Laser hair removal is a newer form of hair removal that became popular in the ’90s. A laser emits a light that targets the pigment in your hair. The light converts to heat, essentially zapping the hair follicle and delaying any regrowth. Although it sounds complicated, it isn’t. It’s quick and easy, as you’re only under the laser for a few minutes at a time. It’s a lot less painful than waxing. The only downsides are that you’ll need six to 10 sessions to see results, depending on how coarse your hair is. If you have tattoos, they’ll need to be covered up and avoided during the laser process. You can shave in between sessions too.

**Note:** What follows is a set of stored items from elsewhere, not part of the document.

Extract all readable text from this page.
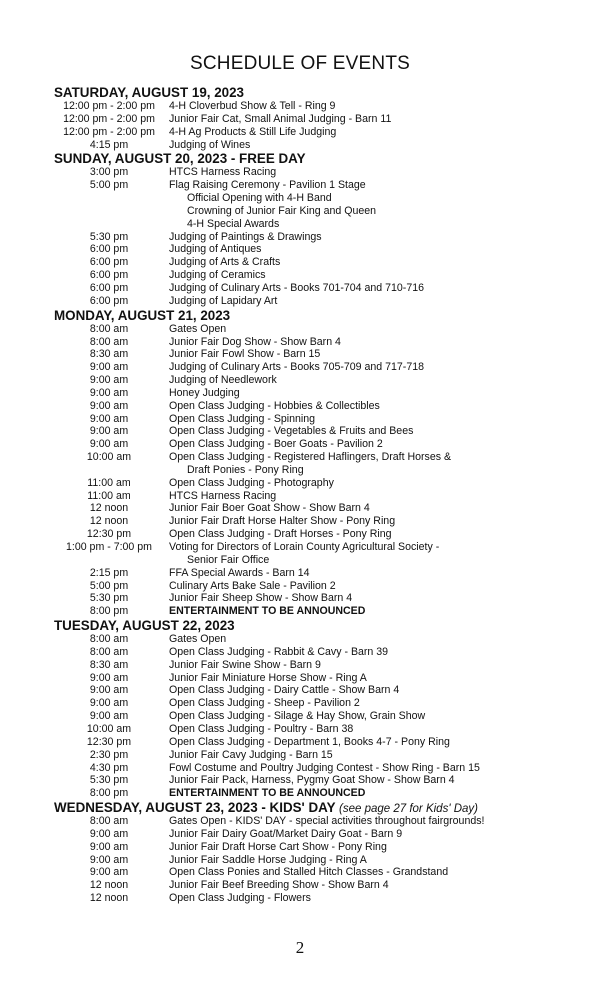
SCHEDULE OF EVENTS
SATURDAY, AUGUST 19, 2023
12:00 pm - 2:00 pm	4-H Cloverbud Show & Tell - Ring 9
12:00 pm - 2:00 pm	Junior Fair Cat, Small Animal Judging - Barn 11
12:00 pm - 2:00 pm	4-H Ag Products & Still Life Judging
4:15 pm	Judging of Wines
SUNDAY, AUGUST 20, 2023 - FREE DAY
3:00 pm	HTCS Harness Racing
5:00 pm	Flag Raising Ceremony - Pavilion 1 Stage
Official Opening with 4-H Band
Crowning of Junior Fair King and Queen
4-H Special Awards
5:30 pm	Judging of Paintings & Drawings
6:00 pm	Judging of Antiques
6:00 pm	Judging of Arts & Crafts
6:00 pm	Judging of Ceramics
6:00 pm	Judging of Culinary Arts - Books 701-704 and 710-716
6:00 pm	Judging of Lapidary Art
MONDAY, AUGUST 21, 2023
8:00 am	Gates Open
8:00 am	Junior Fair Dog Show - Show Barn 4
8:30 am	Junior Fair Fowl Show - Barn 15
9:00 am	Judging of Culinary Arts - Books 705-709 and 717-718
9:00 am	Judging of Needlework
9:00 am	Honey Judging
9:00 am	Open Class Judging - Hobbies & Collectibles
9:00 am	Open Class Judging - Spinning
9:00 am	Open Class Judging - Vegetables & Fruits and Bees
9:00 am	Open Class Judging - Boer Goats - Pavilion 2
10:00 am	Open Class Judging - Registered Haflingers, Draft Horses &
Draft Ponies - Pony Ring
11:00 am	Open Class Judging - Photography
11:00 am	HTCS Harness Racing
12 noon	Junior Fair Boer Goat Show - Show Barn 4
12 noon	Junior Fair Draft Horse Halter Show - Pony Ring
12:30 pm	Open Class Judging - Draft Horses - Pony Ring
1:00 pm - 7:00 pm	Voting for Directors of Lorain County Agricultural Society -
Senior Fair Office
2:15 pm	FFA Special Awards - Barn 14
5:00 pm	Culinary Arts Bake Sale - Pavilion 2
5:30 pm	Junior Fair Sheep Show - Show Barn 4
8:00 pm	ENTERTAINMENT TO BE ANNOUNCED
TUESDAY, AUGUST 22, 2023
8:00 am	Gates Open
8:00 am	Open Class Judging - Rabbit & Cavy - Barn 39
8:30 am	Junior Fair Swine Show - Barn 9
9:00 am	Junior Fair Miniature Horse Show - Ring A
9:00 am	Open Class Judging - Dairy Cattle - Show Barn 4
9:00 am	Open Class Judging - Sheep - Pavilion 2
9:00 am	Open Class Judging - Silage & Hay Show, Grain Show
10:00 am	Open Class Judging - Poultry - Barn 38
12:30 pm	Open Class Judging - Department 1, Books 4-7 - Pony Ring
2:30 pm	Junior Fair Cavy Judging - Barn 15
4:30 pm	Fowl Costume and Poultry Judging Contest - Show Ring - Barn 15
5:30 pm	Junior Fair Pack, Harness, Pygmy Goat Show - Show Barn 4
8:00 pm	ENTERTAINMENT TO BE ANNOUNCED
WEDNESDAY, AUGUST 23, 2023 - KIDS' DAY (see page 27 for Kids' Day)
8:00 am	Gates Open - KIDS' DAY - special activities throughout fairgrounds!
9:00 am	Junior Fair Dairy Goat/Market Dairy Goat - Barn 9
9:00 am	Junior Fair Draft Horse Cart Show - Pony Ring
9:00 am	Junior Fair Saddle Horse Judging - Ring A
9:00 am	Open Class Ponies and Stalled Hitch Classes - Grandstand
12 noon	Junior Fair Beef Breeding Show - Show Barn 4
12 noon	Open Class Judging - Flowers
2
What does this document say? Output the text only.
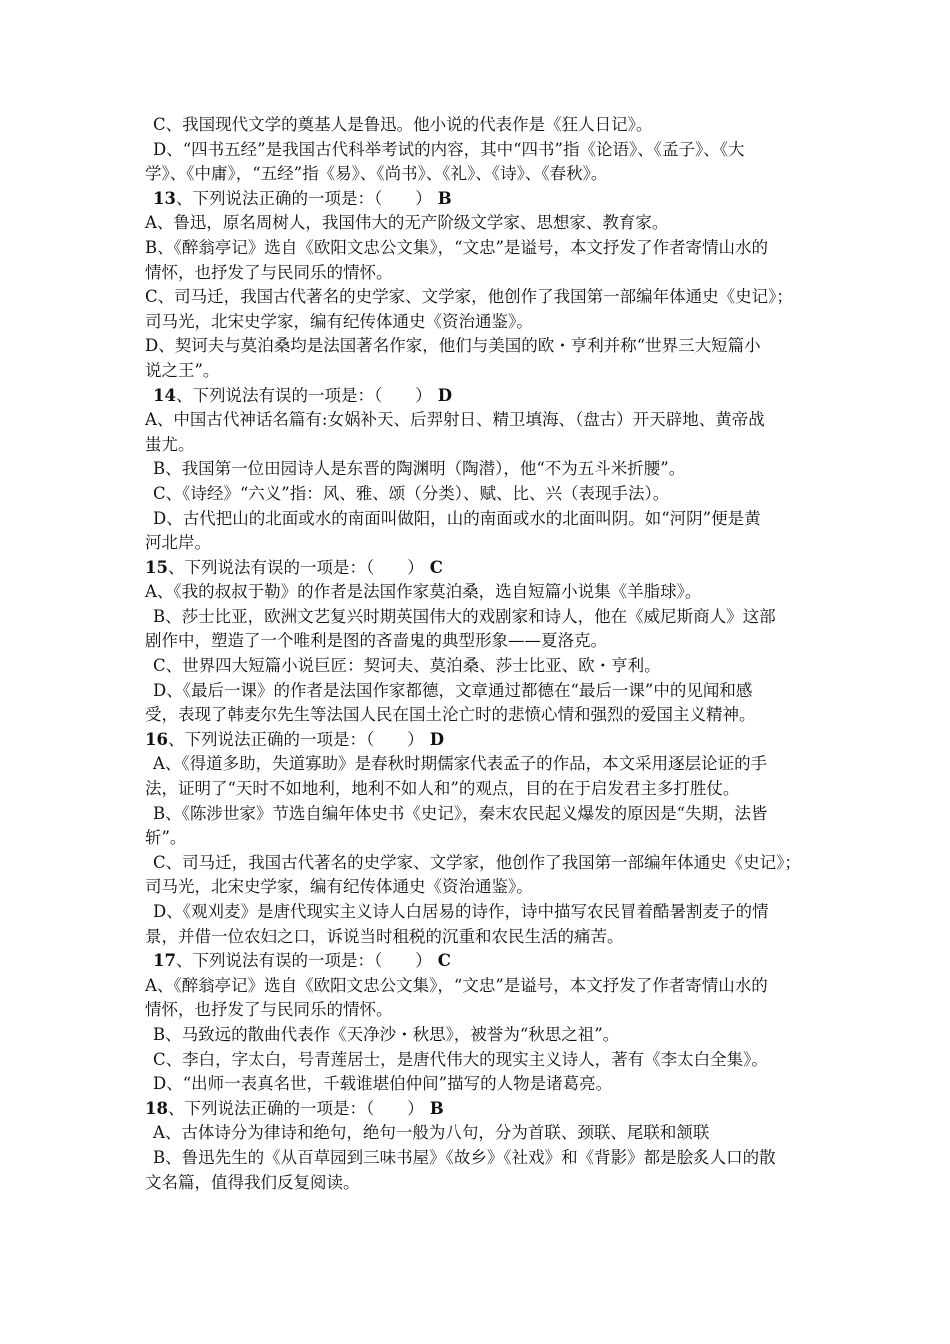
C、我国现代文学的奠基人是鲁迅。他小说的代表作是《狂人日记》。
D、“四书五经”是我国古代科举考试的内容，其中“四书”指《论语》、《孟子》、《大
学》、《中庸》，“五经”指《易》、《尚书》、《礼》、《诗》、《春秋》。
13、下列说法正确的一项是：（　　） B
A、鲁迅，原名周树人，我国伟大的无产阶级文学家、思想家、教育家。
B、《醉翁亭记》选自《欧阳文忠公文集》，“文忠”是谥号，本文抒发了作者寄情山水的
情怀，也抒发了与民同乐的情怀。
C、司马迁，我国古代著名的史学家、文学家，他创作了我国第一部编年体通史《史记》；
司马光，北宋史学家，编有纪传体通史《资治通鉴》。
D、契诃夫与莫泊桑均是法国著名作家，他们与美国的欧・亨利并称“世界三大短篇小
说之王”。
14、下列说法有误的一项是：（　　） D
A、中国古代神话名篇有:女娲补天、后羿射日、精卫填海、（盘古）开天辟地、黄帝战
蚩尤。
B、我国第一位田园诗人是东晋的陶渊明（陶潜），他“不为五斗米折腰”。
C、《诗经》“六义”指：风、雅、颂（分类）、赋、比、兴（表现手法）。
D、古代把山的北面或水的南面叫做阳，山的南面或水的北面叫阴。如“河阴”便是黄
河北岸。
15、下列说法有误的一项是：（　　） C
A、《我的叔叔于勒》的作者是法国作家莫泊桑，选自短篇小说集《羊脂球》。
B、莎士比亚，欧洲文艺复兴时期英国伟大的戏剧家和诗人，他在《威尼斯商人》这部
剧作中，塑造了一个唯利是图的吝啬鬼的典型形象——夏洛克。
C、世界四大短篇小说巨匠：契诃夫、莫泊桑、莎士比亚、欧・亨利。
D、《最后一课》的作者是法国作家都德，文章通过都德在“最后一课”中的见闻和感
受，表现了韩麦尔先生等法国人民在国土沦亡时的悲愤心情和强烈的爱国主义精神。
16、下列说法正确的一项是：（　　） D
A、《得道多助，失道寡助》是春秋时期儒家代表孟子的作品，本文采用逐层论证的手
法，证明了“天时不如地利，地利不如人和”的观点，目的在于启发君主多打胜仗。
B、《陈涉世家》节选自编年体史书《史记》，秦末农民起义爆发的原因是“失期，法皆
斩”。
C、司马迁，我国古代著名的史学家、文学家，他创作了我国第一部编年体通史《史记》；
司马光，北宋史学家，编有纪传体通史《资治通鉴》。
D、《观刈麦》是唐代现实主义诗人白居易的诗作，诗中描写农民冒着酷暑割麦子的情
景，并借一位农妇之口，诉说当时租税的沉重和农民生活的痛苦。
17、下列说法有误的一项是：（　　） C
A、《醉翁亭记》选自《欧阳文忠公文集》，“文忠”是谥号，本文抒发了作者寄情山水的
情怀，也抒发了与民同乐的情怀。
B、马致远的散曲代表作《天净沙・秋思》，被誉为“秋思之祖”。
C、李白，字太白，号青莲居士，是唐代伟大的现实主义诗人，著有《李太白全集》。
D、“出师一表真名世，千载谁堪伯仲间”描写的人物是诸葛亮。
18、下列说法正确的一项是：（　　） B
A、古体诗分为律诗和绝句，绝句一般为八句，分为首联、颈联、尾联和颔联
B、鲁迅先生的《从百草园到三味书屋》《故乡》《社戏》和《背影》都是脍炙人口的散
文名篇，值得我们反复阅读。
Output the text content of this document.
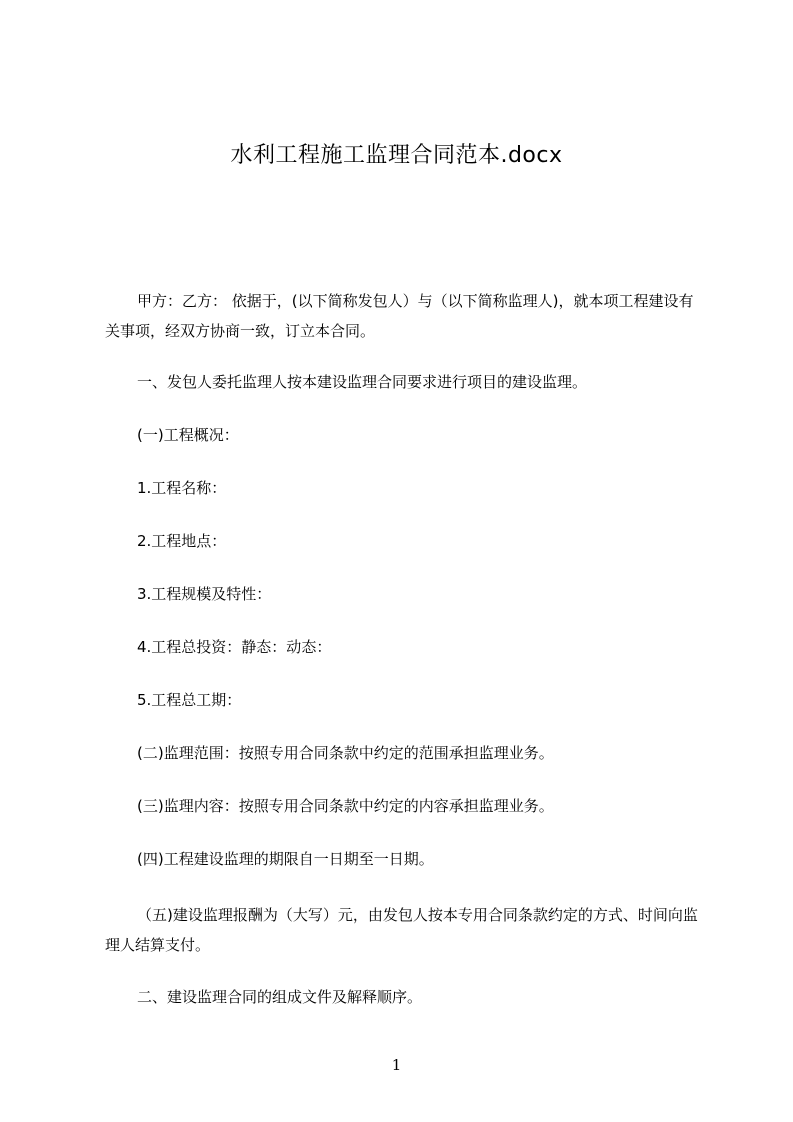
水利工程施工监理合同范本.docx
甲方：乙方： 依据于，(以下简称发包人）与（以下简称监理人)，就本项工程建设有关事项，经双方协商一致，订立本合同。
一、发包人委托监理人按本建设监理合同要求进行项目的建设监理。
(一)工程概况：
1.工程名称：
2.工程地点：
3.工程规模及特性：
4.工程总投资：静态：动态：
5.工程总工期：
(二)监理范围：按照专用合同条款中约定的范围承担监理业务。
(三)监理内容：按照专用合同条款中约定的内容承担监理业务。
(四)工程建设监理的期限自一日期至一日期。
（五)建设监理报酬为（大写）元，由发包人按本专用合同条款约定的方式、时间向监理人结算支付。
二、建设监理合同的组成文件及解释顺序。
1
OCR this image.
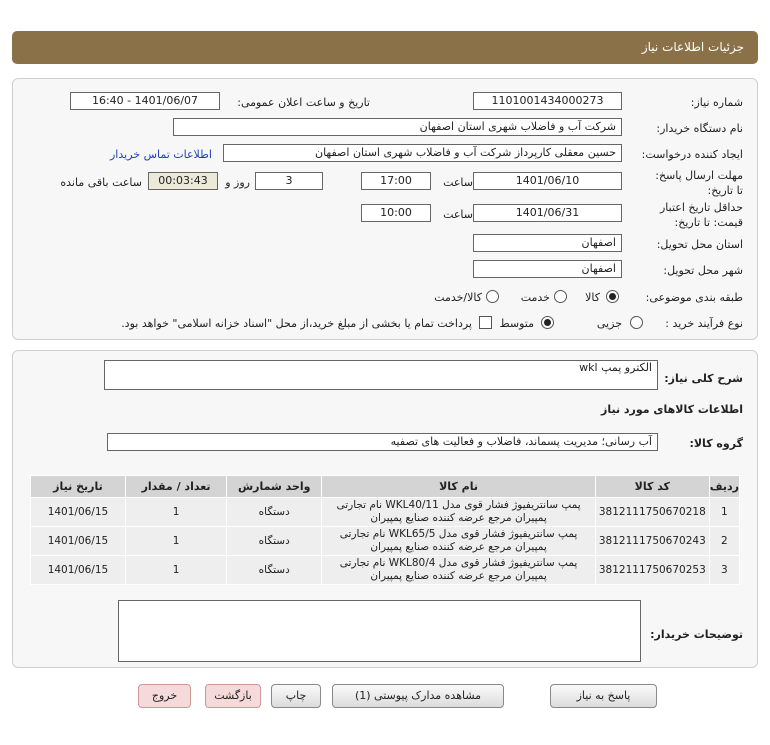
جزئیات اطلاعات نیاز
شماره نیاز:
1101001434000273
تاریخ و ساعت اعلان عمومی:
1401/06/07 - 16:40
نام دستگاه خریدار:
شرکت آب و فاضلاب شهری استان اصفهان
ایجاد کننده درخواست:
حسین معقلی کارپرداز شرکت آب و فاضلاب شهری استان اصفهان
اطلاعات تماس خریدار
مهلت ارسال پاسخ: تا تاریخ:
1401/06/10
ساعت
17:00
3
روز و
00:03:43
ساعت باقی مانده
حداقل تاریخ اعتبار قیمت: تا تاریخ:
1401/06/31
ساعت
10:00
استان محل تحویل:
اصفهان
شهر محل تحویل:
اصفهان
طبقه بندی موضوعی:
کالا
خدمت
کالا/خدمت
نوع فرآیند خرید :
جزیی
متوسط
پرداخت تمام یا بخشی از مبلغ خرید،از محل "اسناد خزانه اسلامی" خواهد بود.
شرح کلی نیاز:
الکترو پمپ wkl
اطلاعات کالاهای مورد نیاز
گروه کالا:
آب رسانی؛ مدیریت پسماند، فاضلاب و فعالیت های تصفیه
تاریخ نیاز	تعداد / مقدار	واحد شمارش	نام کالا	کد کالا	ردیف
1401/06/15	1	دستگاه	پمپ سانتریفیوژ فشار قوی مدل WKL40/11 نام تجارتی پمپیران مرجع عرضه کننده صنایع پمپیران	3812111750670218	1
1401/06/15	1	دستگاه	پمپ سانتریفیوژ فشار قوی مدل WKL65/5 نام تجارتی پمپیران مرجع عرضه کننده صنایع پمپیران	3812111750670243	2
1401/06/15	1	دستگاه	پمپ سانتریفیوژ فشار قوی مدل WKL80/4 نام تجارتی پمپیران مرجع عرضه کننده صنایع پمپیران	3812111750670253	3
توضیحات خریدار:
پاسخ به نیاز
مشاهده مدارک پیوستی (1)
چاپ
بازگشت
خروج
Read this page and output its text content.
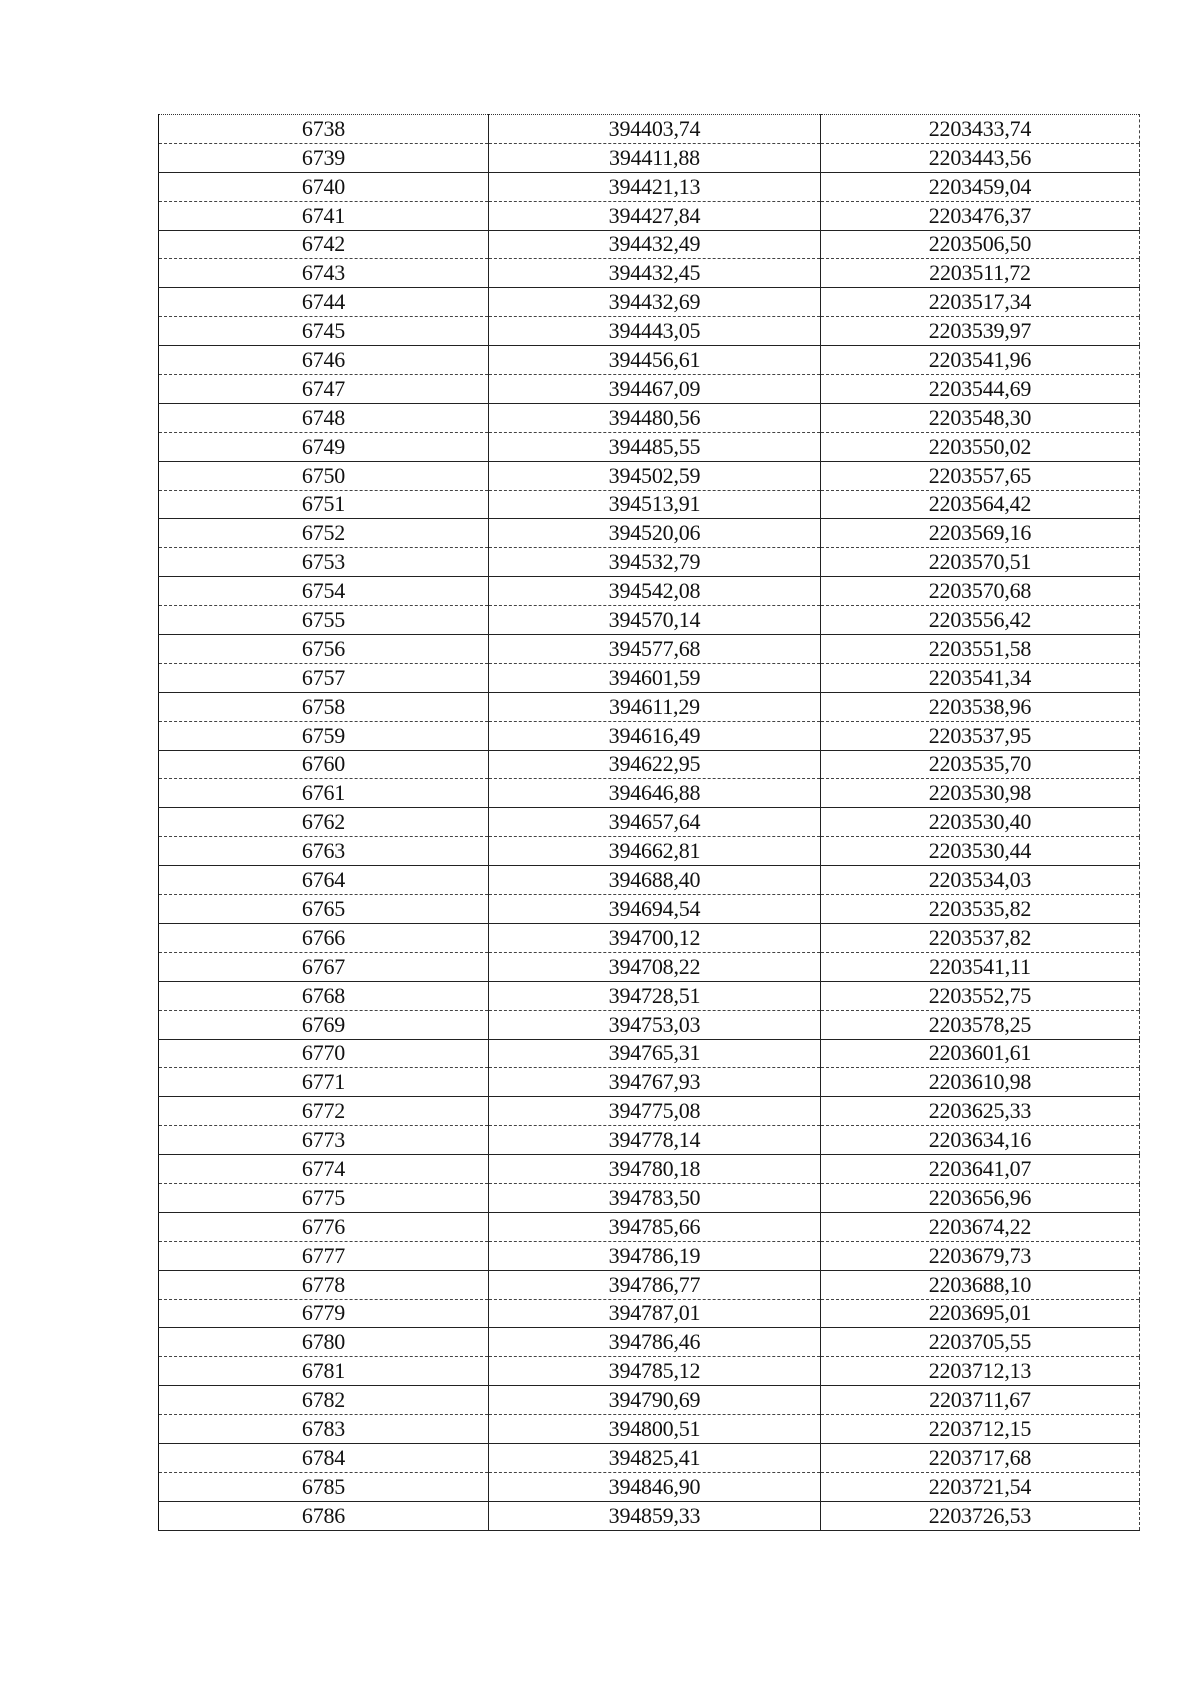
6738	394403,74	2203433,74
6739	394411,88	2203443,56
6740	394421,13	2203459,04
6741	394427,84	2203476,37
6742	394432,49	2203506,50
6743	394432,45	2203511,72
6744	394432,69	2203517,34
6745	394443,05	2203539,97
6746	394456,61	2203541,96
6747	394467,09	2203544,69
6748	394480,56	2203548,30
6749	394485,55	2203550,02
6750	394502,59	2203557,65
6751	394513,91	2203564,42
6752	394520,06	2203569,16
6753	394532,79	2203570,51
6754	394542,08	2203570,68
6755	394570,14	2203556,42
6756	394577,68	2203551,58
6757	394601,59	2203541,34
6758	394611,29	2203538,96
6759	394616,49	2203537,95
6760	394622,95	2203535,70
6761	394646,88	2203530,98
6762	394657,64	2203530,40
6763	394662,81	2203530,44
6764	394688,40	2203534,03
6765	394694,54	2203535,82
6766	394700,12	2203537,82
6767	394708,22	2203541,11
6768	394728,51	2203552,75
6769	394753,03	2203578,25
6770	394765,31	2203601,61
6771	394767,93	2203610,98
6772	394775,08	2203625,33
6773	394778,14	2203634,16
6774	394780,18	2203641,07
6775	394783,50	2203656,96
6776	394785,66	2203674,22
6777	394786,19	2203679,73
6778	394786,77	2203688,10
6779	394787,01	2203695,01
6780	394786,46	2203705,55
6781	394785,12	2203712,13
6782	394790,69	2203711,67
6783	394800,51	2203712,15
6784	394825,41	2203717,68
6785	394846,90	2203721,54
6786	394859,33	2203726,53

Top tip: Remove all fake-tan before your appointment. They won’t go ahead with your laser session if you have anything on your skin - except deodorant which can be wiped away.

THREADING

Cost: €€

Threading has been around for a long, long time. It first originated from India and Iran as a form of hair removal on the face and was used to shape women’s eyebrows. Threading lasts longer than shaving or tweezing and won’t cause any ingrown hairs however it’s typically only done on the face or small areas. It can be quite painful, the threads pull at the skin so it feels a bit pinchy.

Still, my eyebrow shape has never been better. A thin thread is doubled up and then rolled over the skin, plucking the hair at follicle level.

Unlike tweezing which removes one hair at a time, threading can remove short rows of hair so the process is over quickly. As no extra creams or products are applied to the face, this method of facial hair removal works well with acne-prone or sensitive skin. Of course, you’ll experience slight redness but nothing major or too obvious.

ELECTROLYSIS

Cost: €€€

Electrolysis differs from laser hair removal because it stops hair growth completely. It works on any hair or skin type. A wire is inserted into the hair follicle under the surface of the skin. Then an electric current travels down and destroys the hair root. The result isn’t instant. You will need eight to 12 sessions. It can cause some discomfort, more so than laser hair removal. However, the results are excellent, particularly in the medium to long term.

Top tip: The electrologist needs to see the hairs to zap them so avoid waxing for two or three weeks and shaving for three or five days before treatment.